This month's Patch Tuesday round of Microsoft software updates will fix a pair of critical Internet Explorer flaws that put every current consumer version of Windows at risk of being attacked.
"Generally, when Microsoft patches IE, the patch is delivered as a single bulletin," said Andrew Storms, director of security operations at nCircle in San Francisco.
'The planned delivery of two separate IE bulletins has my Spidey senses on alert.'
- Andrew Storms, director of security operations at nCircle
"The planned delivery of two separate IE bulletins has my 'Spidey' senses on alert," he said. "I'm sure other IT security teams are wondering exactly what kind of IE valentine we're going to get."
All supported versions of Internet Explorer, from IE 6 on Windows XP to IE 10 on Windows 8 and the tablet-only Windows RT.
Browsers have become the target of choice for malware writers, who embed hidden code in corrupted websites to infect visiting computers via drive-by downloads.
Other critical patches in this month's round include two for Windows XP, one of which also affects Vista, and another for Microsoft Exchange Server, the enterprise software that runs email in companies.
Microsoft never says exactly what's being patched before it pushes out its updates, which normally come on the second Tuesday of every month. (The highest-priority flaws get fixed in emergency "out of cycle" updates.)

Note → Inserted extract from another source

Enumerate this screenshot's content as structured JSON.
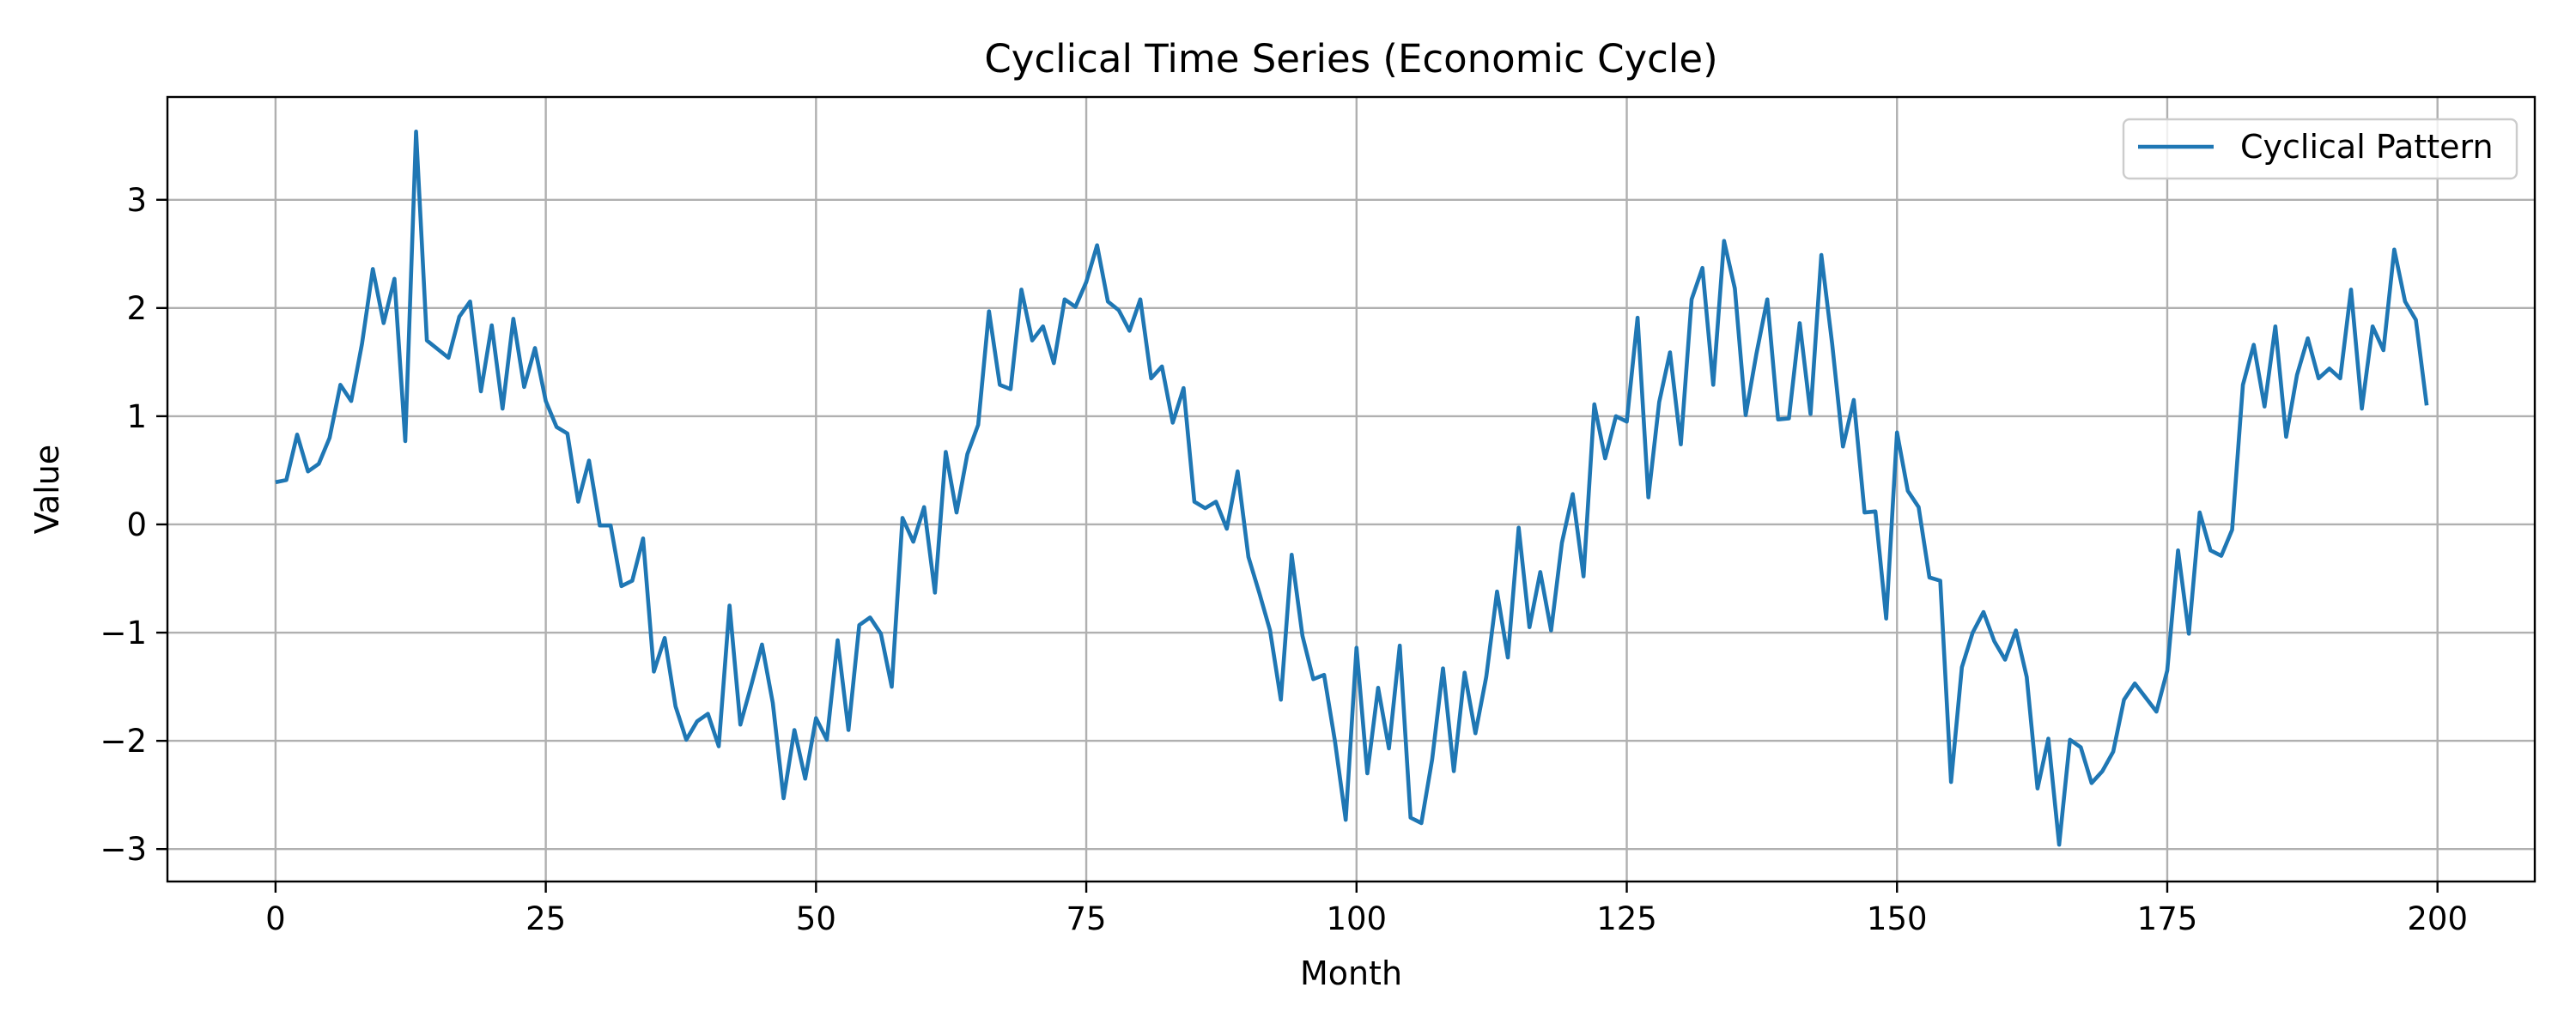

We'll have more information about what's being specifically patched once Microsoft pushes out the update tomorrow (Feb. 12).

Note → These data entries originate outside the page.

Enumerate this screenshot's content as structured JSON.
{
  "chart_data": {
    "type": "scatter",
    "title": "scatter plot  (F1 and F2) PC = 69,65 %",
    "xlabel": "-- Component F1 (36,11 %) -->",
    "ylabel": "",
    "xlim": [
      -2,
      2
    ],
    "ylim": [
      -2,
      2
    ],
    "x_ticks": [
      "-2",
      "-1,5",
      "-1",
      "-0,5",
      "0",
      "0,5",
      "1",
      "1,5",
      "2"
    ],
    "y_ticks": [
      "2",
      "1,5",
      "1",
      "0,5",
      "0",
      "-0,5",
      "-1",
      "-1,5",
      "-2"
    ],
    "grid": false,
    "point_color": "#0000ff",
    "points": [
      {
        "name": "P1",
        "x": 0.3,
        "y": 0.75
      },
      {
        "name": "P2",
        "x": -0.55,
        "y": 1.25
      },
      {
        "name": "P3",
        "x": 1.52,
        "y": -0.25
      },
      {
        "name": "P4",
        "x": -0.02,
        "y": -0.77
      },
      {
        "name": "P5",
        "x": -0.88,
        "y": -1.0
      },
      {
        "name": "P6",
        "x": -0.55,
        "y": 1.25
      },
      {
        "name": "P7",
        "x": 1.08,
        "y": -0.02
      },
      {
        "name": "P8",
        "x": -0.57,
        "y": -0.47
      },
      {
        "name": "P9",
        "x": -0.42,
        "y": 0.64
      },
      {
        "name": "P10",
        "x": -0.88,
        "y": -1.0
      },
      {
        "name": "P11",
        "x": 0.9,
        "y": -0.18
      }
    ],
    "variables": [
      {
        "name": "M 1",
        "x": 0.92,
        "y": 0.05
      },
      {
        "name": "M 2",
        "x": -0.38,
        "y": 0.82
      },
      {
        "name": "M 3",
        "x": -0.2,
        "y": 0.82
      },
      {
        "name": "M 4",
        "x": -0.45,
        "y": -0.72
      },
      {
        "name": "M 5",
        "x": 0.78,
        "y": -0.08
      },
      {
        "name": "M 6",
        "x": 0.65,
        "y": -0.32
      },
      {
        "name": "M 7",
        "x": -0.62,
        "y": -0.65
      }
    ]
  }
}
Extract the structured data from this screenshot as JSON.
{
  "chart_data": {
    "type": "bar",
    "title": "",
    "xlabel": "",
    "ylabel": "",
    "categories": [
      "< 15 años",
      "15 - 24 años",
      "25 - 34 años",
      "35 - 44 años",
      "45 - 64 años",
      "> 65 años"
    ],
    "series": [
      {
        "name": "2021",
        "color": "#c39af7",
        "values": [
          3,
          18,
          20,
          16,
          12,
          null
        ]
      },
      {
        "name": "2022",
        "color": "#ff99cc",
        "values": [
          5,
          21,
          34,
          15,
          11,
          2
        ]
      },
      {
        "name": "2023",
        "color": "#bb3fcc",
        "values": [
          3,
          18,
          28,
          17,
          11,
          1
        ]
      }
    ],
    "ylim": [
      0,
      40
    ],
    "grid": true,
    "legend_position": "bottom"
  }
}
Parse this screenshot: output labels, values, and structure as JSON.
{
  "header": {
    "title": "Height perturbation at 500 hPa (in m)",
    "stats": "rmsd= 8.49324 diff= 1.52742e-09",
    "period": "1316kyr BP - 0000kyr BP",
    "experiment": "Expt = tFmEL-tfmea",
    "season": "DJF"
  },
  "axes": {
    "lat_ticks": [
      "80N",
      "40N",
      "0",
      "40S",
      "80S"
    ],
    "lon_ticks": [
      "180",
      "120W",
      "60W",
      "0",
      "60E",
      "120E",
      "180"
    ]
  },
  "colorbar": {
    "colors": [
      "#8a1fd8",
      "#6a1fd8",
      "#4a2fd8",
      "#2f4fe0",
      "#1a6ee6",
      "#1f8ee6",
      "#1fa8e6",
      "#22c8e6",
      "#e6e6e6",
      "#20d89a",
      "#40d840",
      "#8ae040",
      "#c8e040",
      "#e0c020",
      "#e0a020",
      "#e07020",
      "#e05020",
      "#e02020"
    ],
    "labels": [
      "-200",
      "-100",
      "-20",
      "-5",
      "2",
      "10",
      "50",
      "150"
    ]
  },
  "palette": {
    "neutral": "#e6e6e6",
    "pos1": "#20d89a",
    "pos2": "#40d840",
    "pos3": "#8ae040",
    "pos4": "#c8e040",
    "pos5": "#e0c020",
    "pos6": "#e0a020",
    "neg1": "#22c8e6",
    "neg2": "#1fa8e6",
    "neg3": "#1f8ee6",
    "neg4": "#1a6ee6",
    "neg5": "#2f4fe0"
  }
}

Seven other flaws being patched are deemed "important" by Microsoft.
Four of those patches — bulletins 7, 8, 9 and 11 according to Microsoft's pre-release documentation — involve privilege escalation, in which a user or process with limited abilities can be bumped up to administrator level, with power to make changes to the system.

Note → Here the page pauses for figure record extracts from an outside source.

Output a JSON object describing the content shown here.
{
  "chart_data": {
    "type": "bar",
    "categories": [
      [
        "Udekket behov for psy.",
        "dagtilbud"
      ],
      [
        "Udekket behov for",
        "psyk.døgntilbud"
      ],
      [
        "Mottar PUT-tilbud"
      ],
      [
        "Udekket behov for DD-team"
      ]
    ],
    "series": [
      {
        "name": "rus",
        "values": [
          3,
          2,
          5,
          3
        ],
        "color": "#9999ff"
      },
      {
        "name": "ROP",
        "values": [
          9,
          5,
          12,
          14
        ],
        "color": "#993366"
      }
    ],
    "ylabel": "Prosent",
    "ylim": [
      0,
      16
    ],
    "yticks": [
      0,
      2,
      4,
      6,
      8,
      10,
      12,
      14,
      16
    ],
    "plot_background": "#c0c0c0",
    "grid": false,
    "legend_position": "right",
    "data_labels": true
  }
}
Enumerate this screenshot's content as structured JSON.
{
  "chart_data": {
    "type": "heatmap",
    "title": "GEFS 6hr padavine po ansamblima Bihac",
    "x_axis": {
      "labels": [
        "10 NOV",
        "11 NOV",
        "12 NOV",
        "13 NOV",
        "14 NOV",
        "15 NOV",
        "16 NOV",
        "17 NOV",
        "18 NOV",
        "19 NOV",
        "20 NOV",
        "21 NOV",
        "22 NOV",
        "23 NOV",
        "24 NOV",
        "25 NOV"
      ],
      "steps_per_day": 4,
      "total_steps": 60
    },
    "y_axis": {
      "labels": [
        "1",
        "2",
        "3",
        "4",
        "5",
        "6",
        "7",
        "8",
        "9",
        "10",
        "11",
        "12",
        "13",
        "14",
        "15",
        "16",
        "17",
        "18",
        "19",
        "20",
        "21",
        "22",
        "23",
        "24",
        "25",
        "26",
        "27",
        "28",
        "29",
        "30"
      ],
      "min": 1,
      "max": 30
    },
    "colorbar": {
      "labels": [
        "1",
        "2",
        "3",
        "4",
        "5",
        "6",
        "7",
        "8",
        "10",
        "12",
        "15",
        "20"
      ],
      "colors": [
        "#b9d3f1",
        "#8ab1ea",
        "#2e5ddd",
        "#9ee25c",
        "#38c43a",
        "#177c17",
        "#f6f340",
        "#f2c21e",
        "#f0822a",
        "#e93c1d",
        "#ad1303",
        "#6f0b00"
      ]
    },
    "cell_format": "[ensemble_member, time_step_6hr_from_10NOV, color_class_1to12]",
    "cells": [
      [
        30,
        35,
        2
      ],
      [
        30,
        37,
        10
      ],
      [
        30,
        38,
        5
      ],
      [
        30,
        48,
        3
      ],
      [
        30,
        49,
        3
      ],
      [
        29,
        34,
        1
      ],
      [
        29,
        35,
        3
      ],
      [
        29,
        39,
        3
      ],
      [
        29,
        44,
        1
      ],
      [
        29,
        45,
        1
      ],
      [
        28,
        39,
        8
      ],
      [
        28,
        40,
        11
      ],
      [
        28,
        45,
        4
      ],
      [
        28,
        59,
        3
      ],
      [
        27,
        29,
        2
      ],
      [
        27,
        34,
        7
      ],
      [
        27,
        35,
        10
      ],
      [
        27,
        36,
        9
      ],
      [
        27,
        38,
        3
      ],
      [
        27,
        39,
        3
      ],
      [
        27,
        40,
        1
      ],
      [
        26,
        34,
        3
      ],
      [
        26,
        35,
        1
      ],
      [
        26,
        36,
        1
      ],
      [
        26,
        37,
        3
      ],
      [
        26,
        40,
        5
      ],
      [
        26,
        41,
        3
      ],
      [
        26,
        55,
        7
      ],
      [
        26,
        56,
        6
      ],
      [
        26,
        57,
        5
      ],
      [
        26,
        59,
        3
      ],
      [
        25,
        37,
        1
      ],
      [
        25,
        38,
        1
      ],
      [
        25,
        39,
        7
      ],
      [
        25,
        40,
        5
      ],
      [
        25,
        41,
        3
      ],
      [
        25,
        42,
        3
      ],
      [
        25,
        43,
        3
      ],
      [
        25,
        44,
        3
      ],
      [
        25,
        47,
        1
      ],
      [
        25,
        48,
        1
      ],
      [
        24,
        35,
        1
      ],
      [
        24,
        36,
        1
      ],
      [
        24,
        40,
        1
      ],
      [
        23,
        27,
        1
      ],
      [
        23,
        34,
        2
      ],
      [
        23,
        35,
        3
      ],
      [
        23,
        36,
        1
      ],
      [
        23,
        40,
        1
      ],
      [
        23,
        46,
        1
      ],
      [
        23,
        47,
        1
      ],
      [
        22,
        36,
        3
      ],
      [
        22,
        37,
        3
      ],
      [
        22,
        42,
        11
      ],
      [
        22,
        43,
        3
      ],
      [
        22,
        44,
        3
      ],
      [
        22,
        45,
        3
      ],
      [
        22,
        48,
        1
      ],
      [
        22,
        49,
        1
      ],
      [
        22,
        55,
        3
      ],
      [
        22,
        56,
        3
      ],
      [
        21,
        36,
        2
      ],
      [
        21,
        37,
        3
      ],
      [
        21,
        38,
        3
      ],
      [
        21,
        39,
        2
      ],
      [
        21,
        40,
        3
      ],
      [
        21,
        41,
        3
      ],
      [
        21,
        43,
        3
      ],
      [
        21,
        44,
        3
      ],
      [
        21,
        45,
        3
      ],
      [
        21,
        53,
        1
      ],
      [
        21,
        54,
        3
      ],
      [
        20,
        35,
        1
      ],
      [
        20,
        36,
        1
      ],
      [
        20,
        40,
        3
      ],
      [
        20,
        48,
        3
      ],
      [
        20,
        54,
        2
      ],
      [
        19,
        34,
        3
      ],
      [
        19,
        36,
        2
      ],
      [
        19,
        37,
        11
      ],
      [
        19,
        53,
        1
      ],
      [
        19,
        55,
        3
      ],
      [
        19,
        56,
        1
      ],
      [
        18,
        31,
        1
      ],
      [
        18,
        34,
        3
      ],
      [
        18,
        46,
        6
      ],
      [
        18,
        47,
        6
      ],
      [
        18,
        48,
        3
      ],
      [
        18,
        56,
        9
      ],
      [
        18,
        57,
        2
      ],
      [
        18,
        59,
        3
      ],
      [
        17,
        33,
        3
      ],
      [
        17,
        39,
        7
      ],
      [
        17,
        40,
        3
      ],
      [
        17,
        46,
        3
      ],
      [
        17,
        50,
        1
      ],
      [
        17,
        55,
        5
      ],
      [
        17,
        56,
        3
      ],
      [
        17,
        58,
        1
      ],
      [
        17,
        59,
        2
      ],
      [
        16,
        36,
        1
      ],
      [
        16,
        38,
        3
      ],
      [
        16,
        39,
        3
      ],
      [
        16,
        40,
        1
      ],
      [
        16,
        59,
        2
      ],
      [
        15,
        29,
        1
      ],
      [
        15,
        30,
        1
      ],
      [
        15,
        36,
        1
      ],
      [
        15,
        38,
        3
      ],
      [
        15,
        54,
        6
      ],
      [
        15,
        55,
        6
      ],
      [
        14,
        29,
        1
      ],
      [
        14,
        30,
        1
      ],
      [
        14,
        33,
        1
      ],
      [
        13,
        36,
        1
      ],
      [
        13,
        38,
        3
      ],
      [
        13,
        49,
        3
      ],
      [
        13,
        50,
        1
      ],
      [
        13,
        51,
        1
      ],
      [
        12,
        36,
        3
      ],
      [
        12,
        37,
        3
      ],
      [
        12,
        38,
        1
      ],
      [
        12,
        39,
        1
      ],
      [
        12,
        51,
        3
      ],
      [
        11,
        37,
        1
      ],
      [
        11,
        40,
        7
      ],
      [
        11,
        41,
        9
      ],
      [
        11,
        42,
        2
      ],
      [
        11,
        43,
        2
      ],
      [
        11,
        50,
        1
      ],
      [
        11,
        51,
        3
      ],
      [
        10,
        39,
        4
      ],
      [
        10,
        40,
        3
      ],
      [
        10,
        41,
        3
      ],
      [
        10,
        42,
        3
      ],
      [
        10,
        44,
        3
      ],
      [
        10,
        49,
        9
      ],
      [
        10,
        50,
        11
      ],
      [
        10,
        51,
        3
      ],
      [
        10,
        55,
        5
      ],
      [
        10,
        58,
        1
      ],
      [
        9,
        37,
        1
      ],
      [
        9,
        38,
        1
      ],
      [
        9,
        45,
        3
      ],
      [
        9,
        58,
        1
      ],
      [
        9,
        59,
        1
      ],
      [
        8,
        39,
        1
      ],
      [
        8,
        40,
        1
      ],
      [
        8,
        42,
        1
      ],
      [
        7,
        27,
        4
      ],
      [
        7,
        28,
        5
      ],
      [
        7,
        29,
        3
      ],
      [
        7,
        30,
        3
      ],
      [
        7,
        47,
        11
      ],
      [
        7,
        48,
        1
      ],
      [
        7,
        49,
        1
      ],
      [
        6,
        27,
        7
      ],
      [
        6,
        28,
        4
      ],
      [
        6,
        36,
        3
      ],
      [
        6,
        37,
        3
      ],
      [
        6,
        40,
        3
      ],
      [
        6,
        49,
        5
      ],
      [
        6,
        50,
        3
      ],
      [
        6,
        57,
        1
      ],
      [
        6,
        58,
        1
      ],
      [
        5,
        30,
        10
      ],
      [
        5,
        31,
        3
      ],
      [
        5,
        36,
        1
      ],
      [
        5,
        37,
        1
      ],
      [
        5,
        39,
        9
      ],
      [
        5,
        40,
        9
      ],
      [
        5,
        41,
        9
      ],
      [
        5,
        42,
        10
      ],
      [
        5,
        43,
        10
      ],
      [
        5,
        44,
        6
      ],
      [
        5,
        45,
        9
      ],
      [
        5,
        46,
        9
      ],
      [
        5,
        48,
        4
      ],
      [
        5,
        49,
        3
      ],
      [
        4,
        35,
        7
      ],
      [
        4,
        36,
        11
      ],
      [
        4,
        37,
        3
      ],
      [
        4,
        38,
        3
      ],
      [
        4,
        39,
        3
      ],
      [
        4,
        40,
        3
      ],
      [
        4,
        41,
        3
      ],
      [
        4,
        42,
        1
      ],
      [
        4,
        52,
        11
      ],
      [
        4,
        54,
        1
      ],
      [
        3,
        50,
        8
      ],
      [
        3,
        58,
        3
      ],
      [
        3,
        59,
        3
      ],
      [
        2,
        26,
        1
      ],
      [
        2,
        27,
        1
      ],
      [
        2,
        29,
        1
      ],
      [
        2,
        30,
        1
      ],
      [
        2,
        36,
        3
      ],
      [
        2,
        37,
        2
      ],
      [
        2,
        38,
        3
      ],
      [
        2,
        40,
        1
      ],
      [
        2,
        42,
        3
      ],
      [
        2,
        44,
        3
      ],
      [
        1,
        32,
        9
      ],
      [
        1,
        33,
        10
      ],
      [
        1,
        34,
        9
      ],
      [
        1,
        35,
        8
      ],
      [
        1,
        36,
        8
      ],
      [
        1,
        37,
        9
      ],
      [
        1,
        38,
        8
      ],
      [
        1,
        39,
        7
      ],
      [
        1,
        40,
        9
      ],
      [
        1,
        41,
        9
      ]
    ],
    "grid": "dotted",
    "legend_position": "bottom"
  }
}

"Hackers could phish users and then leverage 7, 8 and 9 to get system-level control of their machines," said Alex Horan, senior product manager at Boston's CORE Security. "That is essentially a worst-case scenario and a potential knockout punch for security personnel."
Home and small-business users of Windows should enable automatic updates in Windows Update, which is found under Control Panel. Larger enterprises usually choose to implement their patches manually.